Threat Management, Malware

RoughTed malvertising campaign bypassing ad blockers

With more than a half billion domains infected by the RoughTed malvertising operation, its effectiveness only continues to escalate, according to Jérôme Segura, lead malware intelligence analyst at Malwarebytes Labs, writing on the company blog.

While it peaked in March 2017, the scourge has been rolling out for more than a year with a dark cornucopia encompassing scams and exploit kits that go after a broad range of targets using their operating system, browser and geolocation to inject the appropriate payload, Segura wrote.

And its success in compromising systems lies in its sophisticated techniques that usurp control from victims and get around ad-blockers.

Exacerbating attempts to mitigate the threat is the bad actors' strategy for obfuscating their activity. They have been using the Amazon cloud infrastructure – in particular, its Content Delivery Network (CDN) – "while also blending in the noise with multiple ad redirections from several ad exchanges, making it more difficult to identify the source of their malvertising activity," Segura explained.

By exploiting fingerprinting and ad-blocker bypassing techniques upstream, the RoughTed campaign has polluted thousands of publishers, ensnaring more than half a billion visits in just the past three months. Once struck, it delivers a mix of payloads, including scams, exploit kits and malware.

Analysis by the Malwarebytes team detected that most of the domains used in the spread of RoughTed were created via the EvoPlus registrar in small batches with a new .ru or .ua email address each time, Segura said. Each were being used as gateway intended to workaround ad-blockers.

The intention is to increase traffic on targeted websites via streaming video or file sharing sites associated with URL shorteners – sites popular with bad actors because of their lax security.
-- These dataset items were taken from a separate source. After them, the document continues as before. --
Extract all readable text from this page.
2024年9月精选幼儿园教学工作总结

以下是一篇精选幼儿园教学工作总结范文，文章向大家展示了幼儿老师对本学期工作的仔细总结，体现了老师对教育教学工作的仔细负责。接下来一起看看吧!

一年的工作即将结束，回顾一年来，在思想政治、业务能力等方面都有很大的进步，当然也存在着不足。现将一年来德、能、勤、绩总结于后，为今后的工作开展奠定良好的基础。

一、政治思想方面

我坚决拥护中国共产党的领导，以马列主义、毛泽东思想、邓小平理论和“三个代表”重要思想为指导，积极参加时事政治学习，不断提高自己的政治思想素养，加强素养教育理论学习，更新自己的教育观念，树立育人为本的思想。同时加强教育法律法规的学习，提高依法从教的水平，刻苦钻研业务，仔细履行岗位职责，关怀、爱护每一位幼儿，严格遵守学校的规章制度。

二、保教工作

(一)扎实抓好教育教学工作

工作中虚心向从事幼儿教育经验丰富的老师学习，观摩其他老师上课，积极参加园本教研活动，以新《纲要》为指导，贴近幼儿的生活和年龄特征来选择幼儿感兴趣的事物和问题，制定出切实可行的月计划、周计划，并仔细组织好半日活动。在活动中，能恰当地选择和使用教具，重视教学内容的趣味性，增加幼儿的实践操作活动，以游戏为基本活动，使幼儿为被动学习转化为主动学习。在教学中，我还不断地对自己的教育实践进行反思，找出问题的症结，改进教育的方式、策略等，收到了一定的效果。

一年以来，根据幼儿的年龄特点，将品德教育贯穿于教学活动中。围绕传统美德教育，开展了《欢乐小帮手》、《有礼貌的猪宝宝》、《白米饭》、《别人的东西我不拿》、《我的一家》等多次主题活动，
For example, particularly invasive code embedded in RoughTed uses fingerprinting techniques that can profile users "and identify those that may be cheating the system by lying about their browser or geolocation," Segura explained.

And, the malvertising is agnostic when it comes to browsers and operating systems. It can deliver payloads to Mac users too through fake Flash Player updates.

Segura urges that no matter the platform or browser you use to be careful when downloading extensions or software from third-party distributors.

And, the miscreants behind RoughTed are infecting mobile platforms as well, iOS and Android, by delivering their malvertising through automated redirects to a number of random apps that deliver commissions to them on each install.

Obfuscated code with a RoughTed domain (suspecial.info) was also detected in at least one tech support scam observed in France, Segura pointed out.

As far as exploit kits involved, most of those targeted by RoughTed malvertising campaigns were in the U.S. and Canada, followed by the U.K., Italy, Spain and Brazil.

"Malvertising may look easy on the surface but is actually a much more complex and deep-rooted issue," Segura said. The traditional solution has been to install ad-blockers, but the coders behinD RoughTed are clever in employing dynamically created scripts to force redirections that make their way past ad-blockers, he concluded.

When asked how the attackers continue to alter their code, Segura told SC Media on Thursday that threat actors are keenly aware of the tools and behaviors that may affect their chances of making a profit. "What we observed is a natural fight back to reach as large of an audience as possible."

As to what can be done to defend against RoughTed, Segura told SC that it is a good example of how diverse malvertising can be, for instance, serving scams or exploits. "That means users need to employ various types of protection to fend off those attacks, and it also shows that ad-blockers alone aren't enough."

One thing Segura and his team noticed early on was how this group went to great lengths to bypass ad-blockers and serve the most appropriate content for each potential victim. "Since more and more users are running an ad-blocker, the crooks had to find a way to still be able to distribute malicious ads, no matter what," he told SC

And, as far as what this new delivery method tells us about the coders, Segura explained that these threat actors are very motivated and, without a doubt, generating a lot of revenues from affiliate commissions. "We can only expect more aggressive techniques to force malicious code in new ways that can circumvent the basic tools people have become accustomed to using."